“The Téméraire fires three 25-ton guns right ahead, against two 25-ton and two 18-ton guns in the Alexandra; on either bow, two 25-ton against one 25-ton and one 18-ton; right aft, one 25-ton against two 18-ton; on either quarter, one 25-ton against one 18-ton; on either beam, if engaged on one side at a time, two 25-ton and two 18-ton, with a third 25-ton available through only half the usual arc, against three 18-ton guns, with two of the same weight and one of 25-tons, each available with the limitation just described.”[4]
THE “ALEXANDRA.”
The Alexandra is a ship of 9500 tons displacement, the Téméraire is of 8500 tons; after them came the Nelson (to which the Northampton is a sister ship), of 7320 tons displacement. This vessel cannot be regarded as an armored ship at all, in the usual sense of the word, having but a partial belt of armor, and none of her guns being enclosed within armor protection, although two guns for firing ahead and two for firing astern are partially sheltered by armor. Even less protection than this is afforded to the guns of the Shannon, which also has but a partial belt of armor, and protection for two bow guns only. The comparatively small size of the Shannon (5400 tons displacement) relieves her in some degree from the reproach of being so little protected; but it is difficult (to the present writer) to find a justification for building ships of 7320 tons, like the Nelson and Northampton, and placing them in the category of armor-plated ships, seeing that their entire batteries are open to the free entrance of shell fire from all guns, small as well as large. Where a ship has a battery of guns protected against fire in one or more directions, but freely exposed to fire coming in other directions, to assume that the enemy will be most likely to attack the armor, and avoid firing into the open battery, appears to be a reversal of the safe and well-accepted principle of warfare, viz., that your enemy will at least endeavor to attack your vulnerable part. No doubt, when the size or cost of a particular ship is limited, the designer has to make a choice of evils, but where people are as free as is the British Board of Admiralty to build safe and efficient ships, the devotion of so much armor as the Nelson and Northampton carry to so limited a measure of protection is a very singular proceeding, and illustrates once more with how little wisdom the world is governed.
THE “TÉMÉRAIRE.”
Before passing from the armored ships of the navy—or, rather, as we must now say, in view of some of the ships just described and illustrated, before passing from the ships which have some armor—it is desirable to take note of a few exceptional vessels which cannot be classed either with the pretentious and so-called line-of-battle ships or with the rigged iron-clads generally. Among these will be found two comparatively small ships, designed by the writer many years ago to serve primarily as rams, but to carry also some guns. These were the Hotspur and Rupert. The water-line of the Hotspur was protected with very thick armor for her day (11-inch), extending from stem to stern, dipping down forward to greatly strengthen the projecting ram. She carried (besides a few smaller guns) the largest gun of the period, one of twenty-five tons, mounted on a turn-table, but protected by a fixed tower pierced with four ports.[5] This fixed tower was years afterwards replaced by a revolving turret, similar to that which the writer gave in the first instance to the Rupert, designed soon after the Hotspur. Both the armor and the armament of the second vessel were heavier than those of the first, but the ram, as before, was the chief feature of the ship.

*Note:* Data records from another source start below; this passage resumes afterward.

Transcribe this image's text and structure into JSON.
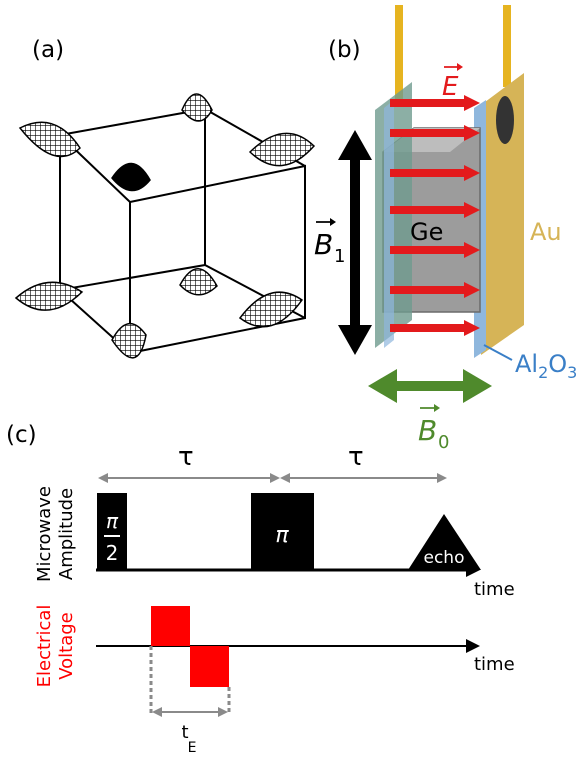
{
  "panel_a": {
    "label": "(a)"
  },
  "panel_b": {
    "label": "(b)",
    "e_field": "E",
    "b1_symbol": "B",
    "b1_sub": "1",
    "b0_symbol": "B",
    "b0_sub": "0",
    "ge": "Ge",
    "au": "Au",
    "al2o3_a": "Al",
    "al2o3_sub2": "2",
    "al2o3_o": "O",
    "al2o3_sub3": "3",
    "colors": {
      "e_arrow": "#e31a1c",
      "b0_arrow": "#4f8a2c",
      "gold": "#d6b457",
      "oxide": "#8fb7dd",
      "ge_block": "#9c9c9c"
    }
  },
  "panel_c": {
    "label": "(c)",
    "tau_left": "τ",
    "tau_right": "τ",
    "y_microwave_1": "Microwave",
    "y_microwave_2": "Amplitude",
    "pulse1_num": "π",
    "pulse1_den": "2",
    "pulse2": "π",
    "echo": "echo",
    "time_top": "time",
    "y_voltage_1": "Electrical",
    "y_voltage_2": "Voltage",
    "time_bottom": "time",
    "te_t": "t",
    "te_sub": "E",
    "colors": {
      "voltage": "#ff0000",
      "arrow": "#8a8a8a"
    }
  }
}
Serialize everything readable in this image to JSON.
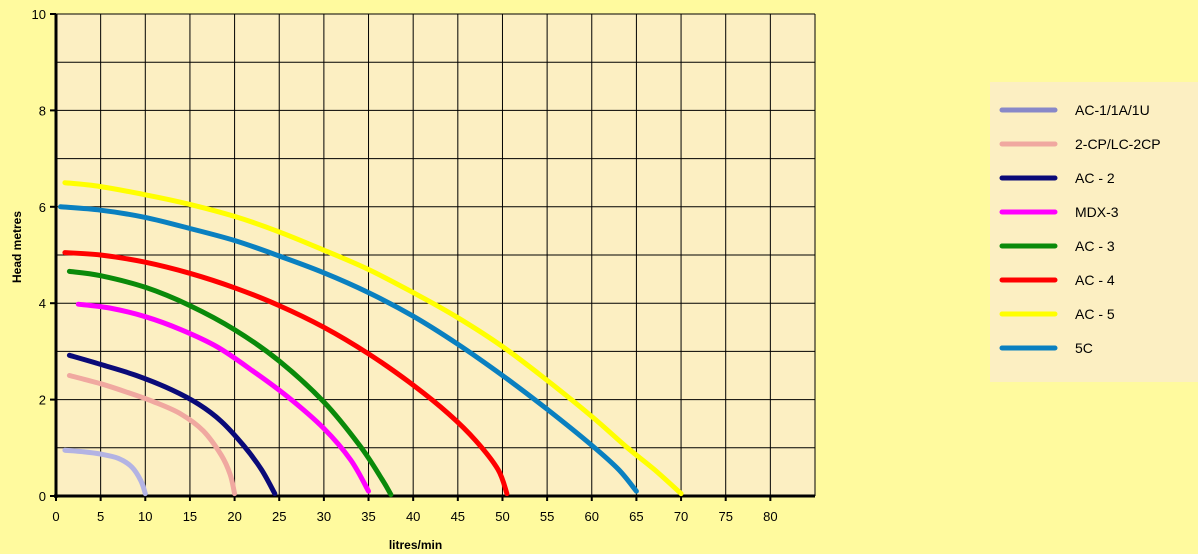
{
  "chart_data": {
    "type": "line",
    "xlabel": "litres/min",
    "ylabel": "Head metres",
    "xlim": [
      0,
      85
    ],
    "ylim": [
      0,
      10
    ],
    "x_ticks": [
      0,
      5,
      10,
      15,
      20,
      25,
      30,
      35,
      40,
      45,
      50,
      55,
      60,
      65,
      70,
      75,
      80
    ],
    "y_ticks": [
      0,
      2,
      4,
      6,
      8,
      10
    ],
    "grid": true,
    "legend_position": "right",
    "series": [
      {
        "name": "AC-1/1A/1U",
        "color": "#B3B3E3",
        "legend_color": "#8888C8",
        "points": [
          [
            1,
            0.95
          ],
          [
            3,
            0.92
          ],
          [
            5,
            0.87
          ],
          [
            7,
            0.78
          ],
          [
            8.5,
            0.6
          ],
          [
            9.5,
            0.32
          ],
          [
            10,
            0.05
          ]
        ]
      },
      {
        "name": "2-CP/LC-2CP",
        "color": "#F0A8A0",
        "legend_color": "#F0A8A0",
        "points": [
          [
            1.5,
            2.5
          ],
          [
            5,
            2.33
          ],
          [
            8,
            2.15
          ],
          [
            11,
            1.95
          ],
          [
            14,
            1.7
          ],
          [
            16.5,
            1.35
          ],
          [
            18.5,
            0.85
          ],
          [
            19.5,
            0.45
          ],
          [
            20,
            0.05
          ]
        ]
      },
      {
        "name": "AC - 2",
        "color": "#0A0A78",
        "legend_color": "#0A0A78",
        "points": [
          [
            1.5,
            2.92
          ],
          [
            5,
            2.73
          ],
          [
            9,
            2.5
          ],
          [
            13,
            2.2
          ],
          [
            16,
            1.9
          ],
          [
            18.5,
            1.55
          ],
          [
            21,
            1.05
          ],
          [
            23,
            0.55
          ],
          [
            24.5,
            0.05
          ]
        ]
      },
      {
        "name": "MDX-3",
        "color": "#FF00FF",
        "legend_color": "#FF00FF",
        "points": [
          [
            2.5,
            3.98
          ],
          [
            6,
            3.9
          ],
          [
            10,
            3.72
          ],
          [
            14,
            3.45
          ],
          [
            18,
            3.1
          ],
          [
            22,
            2.6
          ],
          [
            26,
            2.05
          ],
          [
            30,
            1.4
          ],
          [
            33,
            0.75
          ],
          [
            35,
            0.1
          ]
        ]
      },
      {
        "name": "AC - 3",
        "color": "#0A8A0A",
        "legend_color": "#0A8A0A",
        "points": [
          [
            1.5,
            4.66
          ],
          [
            5,
            4.57
          ],
          [
            10,
            4.33
          ],
          [
            15,
            3.95
          ],
          [
            20,
            3.45
          ],
          [
            25,
            2.8
          ],
          [
            30,
            1.95
          ],
          [
            34,
            1.05
          ],
          [
            36.5,
            0.35
          ],
          [
            37.5,
            0.03
          ]
        ]
      },
      {
        "name": "AC - 4",
        "color": "#FF0000",
        "legend_color": "#FF0000",
        "points": [
          [
            1,
            5.05
          ],
          [
            5,
            5.0
          ],
          [
            10,
            4.85
          ],
          [
            15,
            4.62
          ],
          [
            20,
            4.32
          ],
          [
            25,
            3.95
          ],
          [
            30,
            3.5
          ],
          [
            35,
            2.95
          ],
          [
            40,
            2.3
          ],
          [
            44,
            1.7
          ],
          [
            47,
            1.15
          ],
          [
            49.5,
            0.55
          ],
          [
            50.5,
            0.05
          ]
        ]
      },
      {
        "name": "AC - 5",
        "color": "#FFFF00",
        "legend_color": "#FFFF00",
        "points": [
          [
            1,
            6.5
          ],
          [
            5,
            6.42
          ],
          [
            10,
            6.25
          ],
          [
            15,
            6.05
          ],
          [
            20,
            5.8
          ],
          [
            25,
            5.48
          ],
          [
            30,
            5.1
          ],
          [
            35,
            4.7
          ],
          [
            40,
            4.22
          ],
          [
            45,
            3.7
          ],
          [
            50,
            3.1
          ],
          [
            55,
            2.4
          ],
          [
            60,
            1.65
          ],
          [
            64,
            1.0
          ],
          [
            67,
            0.55
          ],
          [
            70,
            0.05
          ]
        ]
      },
      {
        "name": "5C",
        "color": "#0A80C0",
        "legend_color": "#0A80C0",
        "points": [
          [
            0.5,
            6.0
          ],
          [
            5,
            5.93
          ],
          [
            10,
            5.78
          ],
          [
            15,
            5.55
          ],
          [
            20,
            5.3
          ],
          [
            25,
            4.98
          ],
          [
            30,
            4.63
          ],
          [
            35,
            4.22
          ],
          [
            40,
            3.73
          ],
          [
            45,
            3.15
          ],
          [
            50,
            2.5
          ],
          [
            55,
            1.8
          ],
          [
            60,
            1.05
          ],
          [
            63,
            0.55
          ],
          [
            65,
            0.1
          ]
        ]
      }
    ]
  },
  "colors": {
    "page_background": "#FFFA9E",
    "plot_background": "#FCEFC2",
    "legend_background": "#FCEFC2",
    "grid": "#000000"
  }
}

It is needless here to describe some of the very early turret-ships, such as the Prince Albert, Scorpion, Wyvern, and Royal Sovereign, all of which embodied the early (though not by any means the earliest) views of that able, energetic, and lamented officer, the late Captain Cowper Coles, R.N., who was lost at sea by the capsizing of his own ship, the Captain, her low sides failing to furnish the necessary stability for enabling her to resist, when under her canvas, the force of a moderate gale of wind. Had he been able to foresee the coming abandonment of sail-power in rigged ships, and had he been placed, as the writer advised, in charge of the revolving turrets of the navy, leaving ship-designing to those who understood it, he might have been alive to this day, to witness the very general adoption in the British navy of that turret system to which he for some years devoted and eventually sacrificed his life.